La storia di Bevagna

La cittadina di Bevagna ha origini preromane: originariamente abitata dagli Umbri, subì in seguito influssi Etruschi.
Il nome deriva probabilmente da un gentilizio Etrusco, Mefana, divenuto poi Mevaniain in latino. Si hanno notizie di Bevagna già nel 308 a.C., quando lo storico latino Livio la cita come sede di una battaglia tra una lega Umbra e i Romani:
“Dicto paruit consul magnisque itineribus ad Mevaniam, ubi tum copiae Umbrorum erant, perrexit”.
Alcuni storici dubitano sulla reale esistenza di questa battaglia, tuttavia è certo che la città si alleò con Roma nel 295 e in seguito divenne municipio romano, nel 90 a.C.

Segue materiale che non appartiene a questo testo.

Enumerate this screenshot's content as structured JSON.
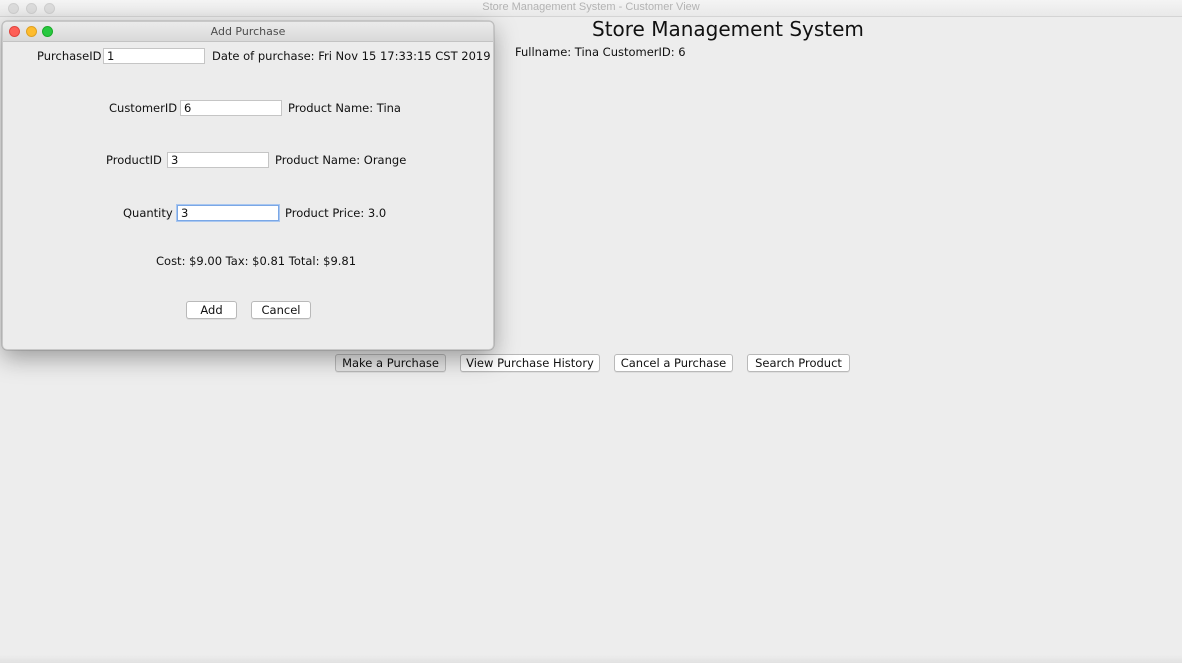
{
  "main_window": {
    "title": "Store Management System - Customer View",
    "heading": "Store Management System",
    "customer_info": "Fullname: Tina CustomerID: 6",
    "buttons": {
      "make_purchase": "Make a Purchase",
      "view_history": "View Purchase History",
      "cancel_purchase": "Cancel a Purchase",
      "search_product": "Search Product"
    }
  },
  "dialog": {
    "title": "Add Purchase",
    "purchase_id_label": "PurchaseID",
    "purchase_id_value": "1",
    "date_label": "Date of purchase: Fri Nov 15 17:33:15 CST 2019",
    "customer_id_label": "CustomerID",
    "customer_id_value": "6",
    "customer_name_label": "Product Name: Tina",
    "product_id_label": "ProductID",
    "product_id_value": "3",
    "product_name_label": "Product Name: Orange",
    "quantity_label": "Quantity",
    "quantity_value": "3",
    "product_price_label": "Product Price: 3.0",
    "summary": "Cost: $9.00 Tax: $0.81 Total: $9.81",
    "add_button": "Add",
    "cancel_button": "Cancel"
  },
  "colors": {
    "close": "#fe5f57",
    "minimize": "#febc2e",
    "zoom": "#28c840",
    "window_bg": "#ededed",
    "focus_ring": "#7aa7e6"
  }
}
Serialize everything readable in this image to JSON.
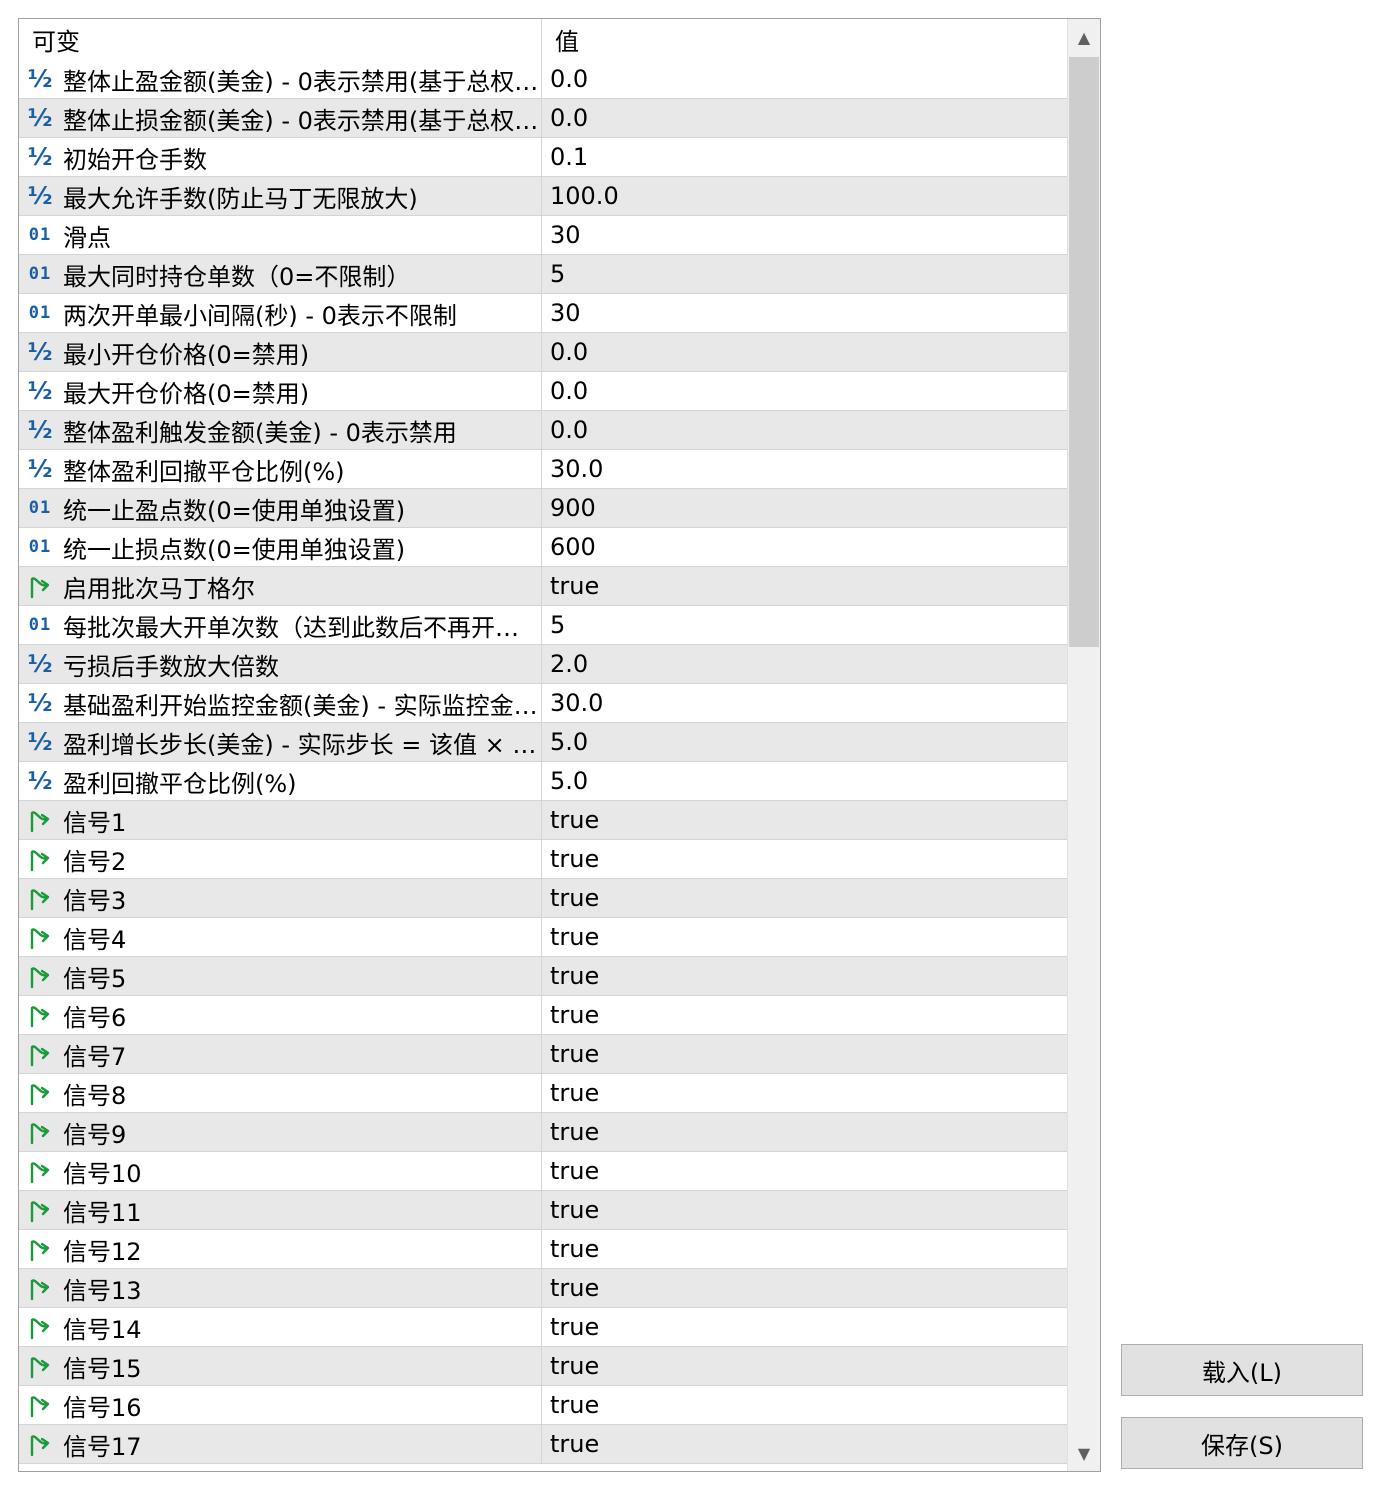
{
  "header": {
    "name_col": "可变",
    "value_col": "值"
  },
  "rows": [
    {
      "icon": "half",
      "name": "整体止盈金额(美金) - 0表示禁用(基于总权…",
      "value": "0.0"
    },
    {
      "icon": "half",
      "name": "整体止损金额(美金) - 0表示禁用(基于总权…",
      "value": "0.0"
    },
    {
      "icon": "half",
      "name": "初始开仓手数",
      "value": "0.1"
    },
    {
      "icon": "half",
      "name": "最大允许手数(防止马丁无限放大)",
      "value": "100.0"
    },
    {
      "icon": "int",
      "name": "滑点",
      "value": "30"
    },
    {
      "icon": "int",
      "name": "最大同时持仓单数（0=不限制）",
      "value": "5"
    },
    {
      "icon": "int",
      "name": "两次开单最小间隔(秒) - 0表示不限制",
      "value": "30"
    },
    {
      "icon": "half",
      "name": "最小开仓价格(0=禁用)",
      "value": "0.0"
    },
    {
      "icon": "half",
      "name": "最大开仓价格(0=禁用)",
      "value": "0.0"
    },
    {
      "icon": "half",
      "name": "整体盈利触发金额(美金) - 0表示禁用",
      "value": "0.0"
    },
    {
      "icon": "half",
      "name": "整体盈利回撤平仓比例(%)",
      "value": "30.0"
    },
    {
      "icon": "int",
      "name": "统一止盈点数(0=使用单独设置)",
      "value": "900"
    },
    {
      "icon": "int",
      "name": "统一止损点数(0=使用单独设置)",
      "value": "600"
    },
    {
      "icon": "bool",
      "name": "启用批次马丁格尔",
      "value": "true"
    },
    {
      "icon": "int",
      "name": "每批次最大开单次数（达到此数后不再开…",
      "value": "5"
    },
    {
      "icon": "half",
      "name": "亏损后手数放大倍数",
      "value": "2.0"
    },
    {
      "icon": "half",
      "name": "基础盈利开始监控金额(美金) - 实际监控金…",
      "value": "30.0"
    },
    {
      "icon": "half",
      "name": "盈利增长步长(美金) - 实际步长 = 该值 × …",
      "value": "5.0"
    },
    {
      "icon": "half",
      "name": "盈利回撤平仓比例(%)",
      "value": "5.0"
    },
    {
      "icon": "bool",
      "name": "信号1",
      "value": "true"
    },
    {
      "icon": "bool",
      "name": "信号2",
      "value": "true"
    },
    {
      "icon": "bool",
      "name": "信号3",
      "value": "true"
    },
    {
      "icon": "bool",
      "name": "信号4",
      "value": "true"
    },
    {
      "icon": "bool",
      "name": "信号5",
      "value": "true"
    },
    {
      "icon": "bool",
      "name": "信号6",
      "value": "true"
    },
    {
      "icon": "bool",
      "name": "信号7",
      "value": "true"
    },
    {
      "icon": "bool",
      "name": "信号8",
      "value": "true"
    },
    {
      "icon": "bool",
      "name": "信号9",
      "value": "true"
    },
    {
      "icon": "bool",
      "name": "信号10",
      "value": "true"
    },
    {
      "icon": "bool",
      "name": "信号11",
      "value": "true"
    },
    {
      "icon": "bool",
      "name": "信号12",
      "value": "true"
    },
    {
      "icon": "bool",
      "name": "信号13",
      "value": "true"
    },
    {
      "icon": "bool",
      "name": "信号14",
      "value": "true"
    },
    {
      "icon": "bool",
      "name": "信号15",
      "value": "true"
    },
    {
      "icon": "bool",
      "name": "信号16",
      "value": "true"
    },
    {
      "icon": "bool",
      "name": "信号17",
      "value": "true"
    }
  ],
  "icons": {
    "half": "½",
    "int": "01"
  },
  "buttons": {
    "load": "载入(L)",
    "save": "保存(S)"
  },
  "colors": {
    "icon_blue": "#1a5fa6",
    "icon_green": "#1a9a3a",
    "row_alt": "#e8e8e8"
  }
}
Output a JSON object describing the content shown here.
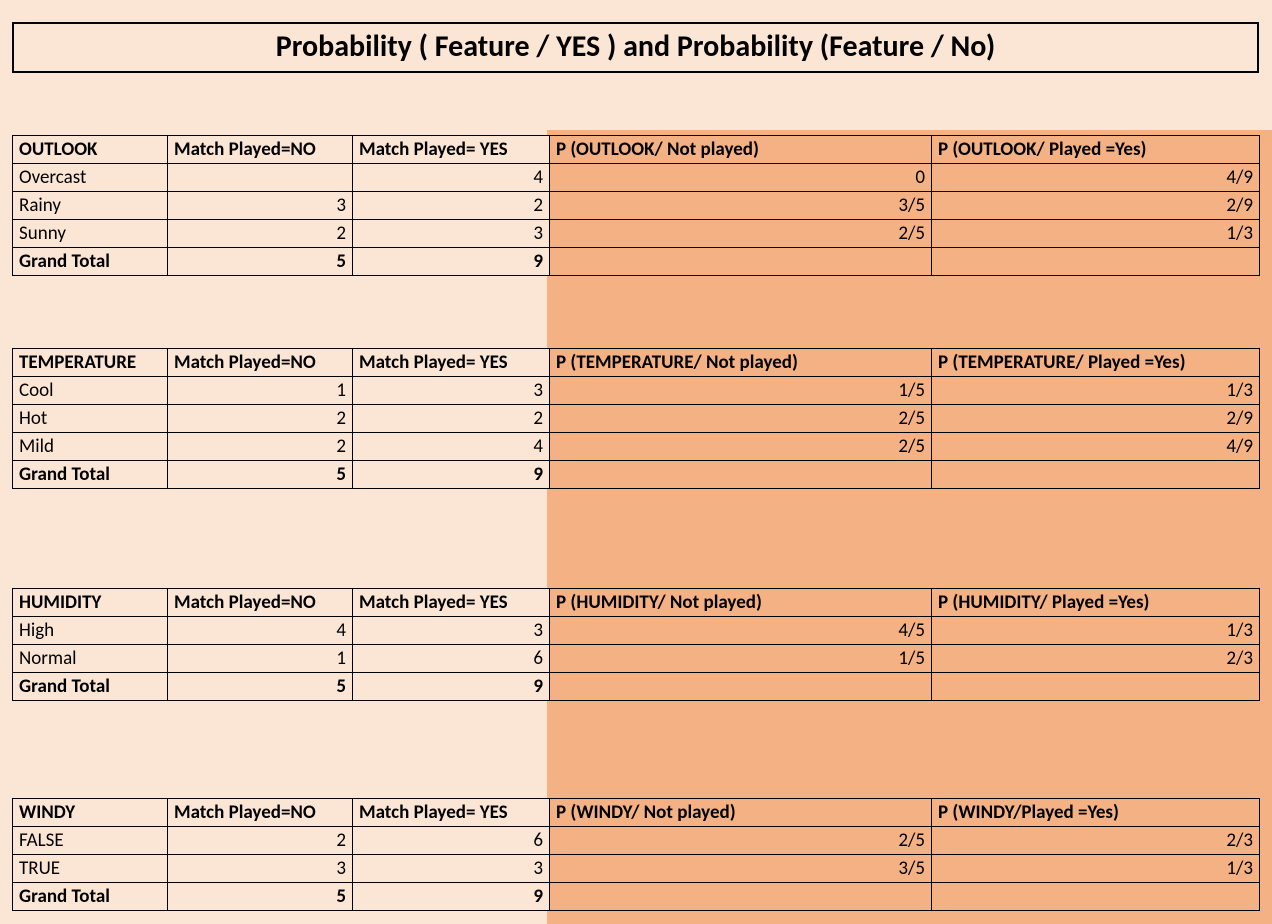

La città era al tempo molto prospera: ne è testimonianza il fatto che ancora oggi è possibile ammirare le terme, decorate con splendidi affreschi, i resti del teatro, su cui sono state costruite case medievali, l’anfiteatro, all’esterno delle mura medievali, alcuni cippi e iscrizioni latine, una domus, vari reperti murari, parte di un tempio, che venne trasformato in una chiesa.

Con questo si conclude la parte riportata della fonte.